朴槿恵の政敵であると同時に釜山を地盤としていて北朝鮮の使い走り役をしている。これほど分かり易い男もいない。

本日(3/10)、朴槿恵大統領の弾劾訴追を憲法裁判所が認可した。これによって不逮捕特権がなくなるので、自動的に彼女は検察によって青瓦台から引きずり出されることになる。



つまり北朝鮮の思い通りに進んでいるのだけれど、その先にはTHAADミサイル配備の中止や、日韓合意の破棄、ならびに「戦時徴用工の未払い賃金訴訟」などといった日米韓の同盟関係をバラバラにする路線に出ることが確実視されている。

その憲法裁判所の裁決の前日に公表されたキムハンソルを名乗る青年の姿、およびアメリカに渡ったとするうわさ。これらが何を意味するか。

米軍とタイ軍の主催で1982年から毎年おこなわれている多国間共同訓練を「コブラ・ゴールド」と呼ぶが、日本の自衛隊は2005年から連続して参加している。2013年にはコブラ・ゴールドの一環として、タイのパタヤで邦人退避訓練がおこなわれた。2016年3月29日に施行された日本の安保法制を受けて、2016年7月にはバングラデシュのダッカでも邦人救出訓練が実施された。2017年2月にタイ・ラヨーン県のウタパオ海軍航空基地で実施された在外邦人救出訓練では航空自衛隊のC-130輸送機が使われた。

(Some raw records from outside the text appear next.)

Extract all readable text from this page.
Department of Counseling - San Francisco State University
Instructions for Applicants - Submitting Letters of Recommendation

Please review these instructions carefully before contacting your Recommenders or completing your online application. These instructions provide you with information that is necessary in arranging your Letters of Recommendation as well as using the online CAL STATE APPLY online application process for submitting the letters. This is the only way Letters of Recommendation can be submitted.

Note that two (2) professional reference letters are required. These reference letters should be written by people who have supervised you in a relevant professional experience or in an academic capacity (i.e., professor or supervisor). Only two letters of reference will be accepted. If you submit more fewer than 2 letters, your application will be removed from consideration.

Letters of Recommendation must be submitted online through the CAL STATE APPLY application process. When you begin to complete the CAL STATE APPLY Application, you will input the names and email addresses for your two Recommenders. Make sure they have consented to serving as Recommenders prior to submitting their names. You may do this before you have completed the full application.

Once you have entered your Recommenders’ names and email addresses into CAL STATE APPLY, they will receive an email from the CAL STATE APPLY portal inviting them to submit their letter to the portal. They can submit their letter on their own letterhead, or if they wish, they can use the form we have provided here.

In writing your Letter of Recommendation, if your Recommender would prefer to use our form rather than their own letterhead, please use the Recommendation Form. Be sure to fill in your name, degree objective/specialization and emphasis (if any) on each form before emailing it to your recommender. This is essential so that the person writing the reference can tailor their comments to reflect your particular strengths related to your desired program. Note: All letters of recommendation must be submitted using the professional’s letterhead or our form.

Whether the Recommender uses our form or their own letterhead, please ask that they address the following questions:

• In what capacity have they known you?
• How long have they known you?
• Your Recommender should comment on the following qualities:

日本が安保関連法を施行したことによって、着実に自衛隊の可動域は広がったのであり、日本人が日本の自衛隊の手で救出される可能性が高まっている。

そうした中で、今回のキムハンソルさんの動きと韓国大統領の弾劾決定をどう見るか。

公式にアメリカの正規軍が動くかどうかは兎も角として、ピョンヤンはかなり危ない事態に追い込まれているように思えて仕方がない。

それでしか韓国が濁流に飲み込まれることを防ぐ方法は見当たらないし、ムンジェインが実権を掌握する前にそれはおこなわれる必要がある。韓国の大統領選挙は60日以内とされた。

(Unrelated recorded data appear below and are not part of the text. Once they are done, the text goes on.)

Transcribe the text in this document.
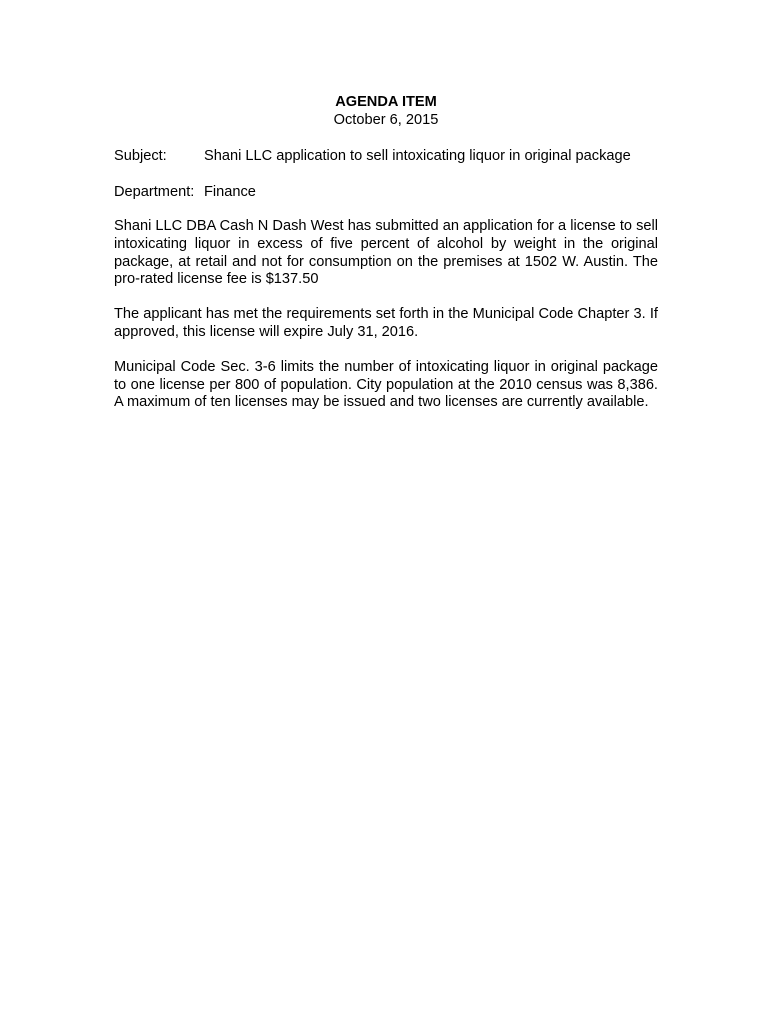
AGENDA ITEM
October 6, 2015
Subject:	Shani LLC application to sell intoxicating liquor in original package
Department: Finance

Shani LLC DBA Cash N Dash West has submitted an application for a license to sell intoxicating liquor in excess of five percent of alcohol by weight in the original package, at retail and not for consumption on the premises at 1502 W. Austin. The pro-rated license fee is $137.50

The applicant has met the requirements set forth in the Municipal Code Chapter 3. If approved, this license will expire July 31, 2016.

Municipal Code Sec. 3-6 limits the number of intoxicating liquor in original package to one license per 800 of population. City population at the 2010 census was 8,386. A maximum of ten licenses may be issued and two licenses are currently available.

仮にアメリカCIAが動いてキムハンソルさんを保護したと仮定した場合に、北朝鮮の金王朝を破壊しつくした後の国民の統制を図るためのカードに使う目的があるように見えて来る。それはこれまで通りの独裁政権ではなく、民主化のためのリーダーとしてクリーンなイメージを保つ目的があるだろうし、そうなれば韓国のムンジェインの立場が危うくなる。

グアムにあるアンダーセン空軍基地には、かなりの火力が集められていることだろうし、「おおすみ」をはじめとする日本の輸送艦などもいつでも出撃可能な体制を執っているはずだ。

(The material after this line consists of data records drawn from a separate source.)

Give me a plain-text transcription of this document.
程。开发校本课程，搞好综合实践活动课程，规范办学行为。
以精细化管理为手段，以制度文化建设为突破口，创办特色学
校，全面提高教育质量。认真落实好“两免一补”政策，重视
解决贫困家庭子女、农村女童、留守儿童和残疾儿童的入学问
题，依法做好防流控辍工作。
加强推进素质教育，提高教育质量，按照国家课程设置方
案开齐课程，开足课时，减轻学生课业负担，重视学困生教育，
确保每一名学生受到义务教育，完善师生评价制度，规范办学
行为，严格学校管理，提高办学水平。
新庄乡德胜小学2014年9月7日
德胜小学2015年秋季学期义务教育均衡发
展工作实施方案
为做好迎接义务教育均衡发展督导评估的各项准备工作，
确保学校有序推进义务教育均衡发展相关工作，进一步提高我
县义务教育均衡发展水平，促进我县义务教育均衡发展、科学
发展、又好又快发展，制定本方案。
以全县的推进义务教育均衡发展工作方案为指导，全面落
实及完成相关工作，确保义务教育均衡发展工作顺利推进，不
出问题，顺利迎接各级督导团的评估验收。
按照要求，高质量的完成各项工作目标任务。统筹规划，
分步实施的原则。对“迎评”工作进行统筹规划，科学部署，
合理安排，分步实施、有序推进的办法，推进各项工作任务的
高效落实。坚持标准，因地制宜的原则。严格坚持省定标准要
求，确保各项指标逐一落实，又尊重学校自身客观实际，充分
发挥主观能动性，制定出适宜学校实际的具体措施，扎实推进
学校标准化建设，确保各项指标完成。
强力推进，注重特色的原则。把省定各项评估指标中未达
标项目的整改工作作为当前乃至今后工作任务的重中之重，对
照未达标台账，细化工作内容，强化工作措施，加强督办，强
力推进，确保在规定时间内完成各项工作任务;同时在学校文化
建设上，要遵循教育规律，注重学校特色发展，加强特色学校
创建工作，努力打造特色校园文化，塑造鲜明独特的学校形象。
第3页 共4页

ピョンヤンが焼け野原にされたら、巨大な軍港がある大連から人民解放軍が応戦するだろうから長期戦には持ち込みたくない。数時間から半日ほどの短期決戦で勝敗がつくはずだ。日本人が朝のニュースを観ようとテレビを点けたら、すでに北朝鮮は別の国になっていたという可能性はあるわけだ。

あるいは大連の動きを封じるためにアメリカの空母打撃部隊が朝鮮半島の西海岸に配備されることも考えられる。

北朝鮮が軍事攻撃を受けた場合は、韓国国内に潜伏する北の工作員が内乱を起こすだろう。すでに憲法裁判所の前では弾劾賛成派と反対派が騒乱状態にあるのだから内乱は始まっているとの見方もできるかも知れない。

次期大統領選挙が60日以内だとされているが、そんなに「長い」話ではなさそうだ。裁判所判断を受けて韓国国内の左派が勢い付く余裕を与えず、北の金王朝を叩きつぶそうとすれば、それは数日内のことかも知れない。

この春は、いろんな意味で変化が始まる春になりそうだ。


【追記】

3月10日夕刻、マレーシア当局はクアラルンプール国際空港で体調を崩し搬送先で死亡した人物が金正男氏であることを正式に認めた。
事態は急速に展開している。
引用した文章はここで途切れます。